Giordano slid down from the point but couldn't beat Quick, but Matt
Stajan corralled the rebound. He fired a slap shot from the slot
that Quick got a piece of before Anze
Kopitar batted the rebound out of mid-air and out of harm's way.
The Kings, who improved to 17-0-0 when leading after two periods,
extended their lead when Brown's pass from below the goal line found
an open King alone in the slot. Ortio stopped his initial shot, but
King poked the rebound across the goal line to give Los Angeles a 2-0
lead. The Kings made life easier for Quick the rest of the way,
outshooting Calgary 11-2 in the final 20 minutes.
Minnesota @ Edmonton 3-0 - It didn't take Mikael
Granlund long to get back into the swing of things in the NHL
following his successful run at the 2014 Sochi Olympics. The center,
who won a bronze medal with Finland, scored in his first game back
from Russia, helping the Minnesota
Wild to a 3-0 win against the Edmonton
Oilers at Rexall Place on Thursday. Stephane
Veilleux and Dany
Heatley also scored for the Wild, who extended their winning
streak to three games. Granlund was more than all right in Sochi,
where he scored three goals and added four assists. Darcy
Kuemper made 21 save to earn the second shutout of his career.

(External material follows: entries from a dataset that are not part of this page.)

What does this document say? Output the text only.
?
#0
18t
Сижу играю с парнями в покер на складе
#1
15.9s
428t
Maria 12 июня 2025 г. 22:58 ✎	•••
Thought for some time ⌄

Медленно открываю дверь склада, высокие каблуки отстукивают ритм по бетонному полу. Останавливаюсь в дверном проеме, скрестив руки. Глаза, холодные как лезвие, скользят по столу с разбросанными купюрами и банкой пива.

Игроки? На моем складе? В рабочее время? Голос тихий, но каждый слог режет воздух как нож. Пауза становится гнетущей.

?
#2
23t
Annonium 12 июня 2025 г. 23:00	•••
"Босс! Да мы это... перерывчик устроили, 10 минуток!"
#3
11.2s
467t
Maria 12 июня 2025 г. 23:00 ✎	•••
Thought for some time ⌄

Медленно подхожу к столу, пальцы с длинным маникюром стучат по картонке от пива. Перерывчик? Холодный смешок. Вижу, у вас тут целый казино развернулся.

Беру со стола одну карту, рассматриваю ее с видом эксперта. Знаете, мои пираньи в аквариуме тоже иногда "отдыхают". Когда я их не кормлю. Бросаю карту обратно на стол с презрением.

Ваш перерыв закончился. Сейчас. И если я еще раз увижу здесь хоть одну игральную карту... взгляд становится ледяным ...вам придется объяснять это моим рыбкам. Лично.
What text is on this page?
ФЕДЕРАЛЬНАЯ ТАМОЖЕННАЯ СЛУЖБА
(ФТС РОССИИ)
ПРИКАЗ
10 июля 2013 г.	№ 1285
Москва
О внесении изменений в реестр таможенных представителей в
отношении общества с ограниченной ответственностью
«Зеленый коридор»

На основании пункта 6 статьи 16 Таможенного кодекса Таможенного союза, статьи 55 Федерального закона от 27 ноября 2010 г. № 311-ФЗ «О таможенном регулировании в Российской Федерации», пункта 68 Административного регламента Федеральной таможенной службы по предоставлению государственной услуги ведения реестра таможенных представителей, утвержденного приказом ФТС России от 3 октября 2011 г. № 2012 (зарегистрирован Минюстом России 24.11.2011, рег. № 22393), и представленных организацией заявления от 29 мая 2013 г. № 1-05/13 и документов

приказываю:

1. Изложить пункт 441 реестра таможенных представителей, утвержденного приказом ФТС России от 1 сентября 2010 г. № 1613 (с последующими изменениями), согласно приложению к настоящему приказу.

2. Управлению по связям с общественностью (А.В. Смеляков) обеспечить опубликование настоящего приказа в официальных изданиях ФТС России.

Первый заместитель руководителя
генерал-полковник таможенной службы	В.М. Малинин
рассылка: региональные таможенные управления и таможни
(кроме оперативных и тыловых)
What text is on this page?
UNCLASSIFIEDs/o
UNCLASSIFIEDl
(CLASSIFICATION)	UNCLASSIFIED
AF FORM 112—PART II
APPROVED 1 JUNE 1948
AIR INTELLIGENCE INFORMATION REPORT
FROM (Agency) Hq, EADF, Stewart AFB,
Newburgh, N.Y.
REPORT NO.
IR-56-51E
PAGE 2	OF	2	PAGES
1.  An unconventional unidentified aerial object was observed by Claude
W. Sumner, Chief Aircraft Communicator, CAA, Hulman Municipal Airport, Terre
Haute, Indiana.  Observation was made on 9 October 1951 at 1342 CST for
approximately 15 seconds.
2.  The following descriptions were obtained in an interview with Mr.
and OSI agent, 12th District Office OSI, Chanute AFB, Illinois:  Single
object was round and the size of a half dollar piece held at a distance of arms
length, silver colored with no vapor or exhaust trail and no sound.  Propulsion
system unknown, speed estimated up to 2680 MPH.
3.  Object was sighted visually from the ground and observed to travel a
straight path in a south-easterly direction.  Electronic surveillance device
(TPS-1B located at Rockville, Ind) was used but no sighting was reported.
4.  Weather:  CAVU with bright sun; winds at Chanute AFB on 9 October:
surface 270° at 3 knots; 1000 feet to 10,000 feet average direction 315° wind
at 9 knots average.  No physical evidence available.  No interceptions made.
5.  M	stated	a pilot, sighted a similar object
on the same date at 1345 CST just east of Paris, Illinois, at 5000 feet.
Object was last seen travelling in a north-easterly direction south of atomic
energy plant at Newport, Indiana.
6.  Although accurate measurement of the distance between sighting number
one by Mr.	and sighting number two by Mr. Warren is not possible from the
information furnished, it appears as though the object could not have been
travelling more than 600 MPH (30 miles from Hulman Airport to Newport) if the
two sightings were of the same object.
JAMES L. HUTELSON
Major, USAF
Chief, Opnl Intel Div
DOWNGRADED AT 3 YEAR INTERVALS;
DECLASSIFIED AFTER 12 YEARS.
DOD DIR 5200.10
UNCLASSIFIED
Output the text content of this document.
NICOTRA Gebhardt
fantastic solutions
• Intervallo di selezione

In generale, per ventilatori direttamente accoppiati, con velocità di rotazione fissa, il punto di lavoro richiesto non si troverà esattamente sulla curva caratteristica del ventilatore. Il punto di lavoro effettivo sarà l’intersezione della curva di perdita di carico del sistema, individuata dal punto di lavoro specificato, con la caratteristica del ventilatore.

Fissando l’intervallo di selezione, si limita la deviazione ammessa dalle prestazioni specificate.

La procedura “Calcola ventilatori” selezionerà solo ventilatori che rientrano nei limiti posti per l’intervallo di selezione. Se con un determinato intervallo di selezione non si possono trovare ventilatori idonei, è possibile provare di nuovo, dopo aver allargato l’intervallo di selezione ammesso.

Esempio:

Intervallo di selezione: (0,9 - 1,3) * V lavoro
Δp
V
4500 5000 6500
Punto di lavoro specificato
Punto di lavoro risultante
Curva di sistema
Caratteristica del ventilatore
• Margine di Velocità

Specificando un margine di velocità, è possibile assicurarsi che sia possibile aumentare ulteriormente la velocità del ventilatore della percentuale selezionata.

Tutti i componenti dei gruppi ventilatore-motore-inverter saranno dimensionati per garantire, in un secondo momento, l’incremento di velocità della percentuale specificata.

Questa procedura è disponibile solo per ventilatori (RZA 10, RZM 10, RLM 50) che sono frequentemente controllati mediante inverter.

The Oilers have been shut out in eight games this season, including
five times at home. Ben
Scrivens made 18 saves for the Oilers. Granlund scored at 2:04 of
the first period on the Wild's first shot, converting a pass from
Parise as the teams played 4-on-4. The lead stood up through the
first period as the Oilers struggled to find their skating legs,
managing six shots in the period. The Oilers' best chance in the
first period came from Ryan
Nugent-Hopkins, who fired a shot that bounced up over Kuemper but
was cleared off the goal line by defenseman Jared
Spurgeon. In the second, Veilleux increased the Wild lead to 2-0
with his second goal of the season at 9:37. Veilleux took a pass just
inside the blue line and was able to get his shot through a screen
and past Scrivens. Prior to the goal, Kuemper made a nice stop on
Jordan Eberle
with the Oilers on the power play. The puck found its way through a
crowd to Eberle, who had taken a spot at the side of the net, but
Kuemper slid across and turned away the Oilers right wing. Heatley
extended the Wild lead to 3-0 at 9:29 of the third period, lifting a
rebound over Scrivens following a scramble in front. It was Heatley's
26th point in 26 career games against the Oilers. Earlier in the
period, Oilers right wing Nail
Yakupov was hit in the right foot with a shot from teammate
Justin
Schultz. Yakupov left the game and did not return.